On taking up residence at the Bull family's winery, the pair were inspired to make Riesling a flagship variety along with Chardonnay and Pinot Noir.
"We were one of the early pioneers on the East Coast, along with Craigie Knowe Vineyard," Radenti recalls.
He says one of the keys to the early successes of both vineyards was their southern latitude.
"With that comes a lovely, cool maritime climate," he adds.
"We're surrounded by water. That's the key to the quality of the wine and to the quality of the State's fresh produce as well.

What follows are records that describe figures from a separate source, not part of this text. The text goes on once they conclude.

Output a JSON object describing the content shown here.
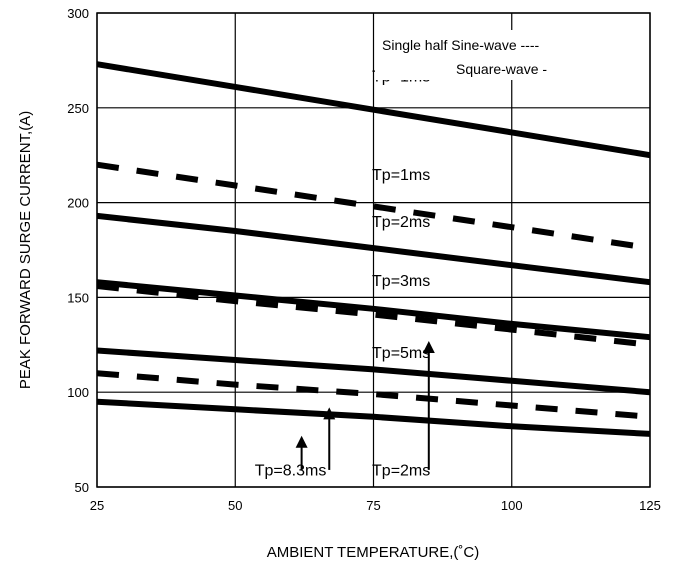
{
  "chart_data": {
    "type": "line",
    "xlabel": "AMBIENT TEMPERATURE,(˚C)",
    "ylabel": "PEAK FORWARD SURGE CURRENT,(A)",
    "xlim": [
      25,
      125
    ],
    "ylim": [
      50,
      300
    ],
    "xticks": [
      "25",
      "50",
      "75",
      "100",
      "125"
    ],
    "yticks": [
      "50",
      "100",
      "150",
      "200",
      "250",
      "300"
    ],
    "grid": true,
    "legend": {
      "placement": "top-right",
      "entries": [
        {
          "label": "Single half Sine-wave ----",
          "style": "dashed"
        },
        {
          "label": "Square-wave -",
          "style": "solid"
        }
      ]
    },
    "series": [
      {
        "style": "solid",
        "x": [
          25,
          50,
          75,
          100,
          125
        ],
        "y": [
          273,
          261,
          249,
          237,
          225
        ]
      },
      {
        "style": "dashed",
        "x": [
          25,
          50,
          75,
          100,
          125
        ],
        "y": [
          220,
          209,
          198,
          187,
          176
        ]
      },
      {
        "style": "solid",
        "x": [
          25,
          50,
          75,
          100,
          125
        ],
        "y": [
          193,
          185,
          176,
          167,
          158
        ]
      },
      {
        "style": "solid",
        "x": [
          25,
          50,
          75,
          100,
          125
        ],
        "y": [
          158,
          151,
          144,
          136,
          129
        ]
      },
      {
        "style": "dashed",
        "x": [
          25,
          50,
          75,
          100,
          125
        ],
        "y": [
          156,
          148,
          141,
          133,
          125
        ]
      },
      {
        "style": "solid",
        "x": [
          25,
          50,
          75,
          100,
          125
        ],
        "y": [
          122,
          117,
          112,
          106,
          100
        ]
      },
      {
        "style": "dashed",
        "x": [
          25,
          50,
          75,
          100,
          125
        ],
        "y": [
          110,
          104,
          99,
          93,
          87
        ]
      },
      {
        "style": "solid",
        "x": [
          25,
          50,
          75,
          100,
          125
        ],
        "y": [
          95,
          91,
          87,
          82,
          78
        ]
      }
    ],
    "annotations": [
      {
        "text": "Tp=1ms",
        "x": 80,
        "y": 264
      },
      {
        "text": "Tp=1ms",
        "x": 80,
        "y": 212
      },
      {
        "text": "Tp=2ms",
        "x": 80,
        "y": 187
      },
      {
        "text": "Tp=3ms",
        "x": 80,
        "y": 156
      },
      {
        "text": "Tp=5ms",
        "x": 80,
        "y": 118
      },
      {
        "text": "Tp=8.3ms",
        "x": 60,
        "y": 56
      },
      {
        "text": "Tp=2ms",
        "x": 80,
        "y": 56
      }
    ],
    "arrows": [
      {
        "x": 62,
        "from_y": 59,
        "to_y": 77
      },
      {
        "x": 67,
        "from_y": 59,
        "to_y": 92
      },
      {
        "x": 85,
        "from_y": 59,
        "to_y": 127
      }
    ]
  }
}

"Fruit, grapes and vegetables – they're all grown slowly over a long period of time when compared with the mainland. And they develop this wonderful intensity and brightness of flavour. And of course, plenty of natural acidity."
Early Freycinet Rieslings came with a dollop of Müller-Thurgau to make them soft and fruity. A 100 percent varietal wine was produced for the first time in 1998. The recipe has remained unchanged ever since.
With time, an additional wine did enter the Freycinet portfolio, the Louis Schönburger Riesling. It's a blend of 67 percent Schönburger and 33 percent Riesling, a real smoothie that sits comfortably alongside spicy/Asian-accented dishes.
Indeed, Riesling on its own comes in a wide variety of styles, from bracingly acidic and bone-dry to opulently sweet and fruity. Somewhere in between are the marvellously rich, bottle-aged wines with their hallmark flavours of honey and lightly toasted bread. Riesling aromas typically evoke descriptors that include green apple, floral, citrus, or honey notes. Wines produced from the coolest parts of the State – or from especially cool seasons – might also be redolent of lightly scented talcum powder.
Meanwhile, hot, dry seasons, sunburnt grapes, or prolonged bottle ageing give rise to wines with small traces of a naturally produced compound called trimethyl dihydronapthalene (TDN. Its presence results in complex, often elusive wine characters that are somewhat kerosene-like in aroma.
It can be a hallmark of ultra-premium German Riesling, for example.
Crisp acidity and low to moderate alcohol (say 11.5 per cent to 13.0 per cent by volume) keep Riesling wines clean and fresh in the mouth, even sweeter versions. They also underpin one the variety's greatest assets – its capacity to improve with medium to long term cellaring.
Fancy something different?
Some Tasmanian producers like Moorilla create sparkling wines from Riesling.
The company's St. Matthias Vineyard in the Tamar Valley produces Riesling with intense tropical fruit characters that winemaker Conor van der Reest believes are well suited for a minimally-aged sparkling wine under the Moorilla Praxis label.
Wind back the clock to 2007 and it was the quality of our Riesling that in part contributed to the young Canadian accepting David Walsh's call to join him at Moorilla to 'overhaul the winery, revive the vineyards and make stupendous wines.'
"Tasmania's climate on the whole really puts it among the top wine regions of the world, especially for Riesling," van der Reest says.
"The greatest challenges are the things that are beyond your control, like frosts and hailstorms. But I'd rather work in a cool climate wine region and have to deal with its consequences than deal with grapes picked at 40 degrees and having the fruit already cooked out of them.
"The wines here are so elegant and pure. That stays with them forever."
Let's hope Riesling remains in Tasmanian vineyards for that long.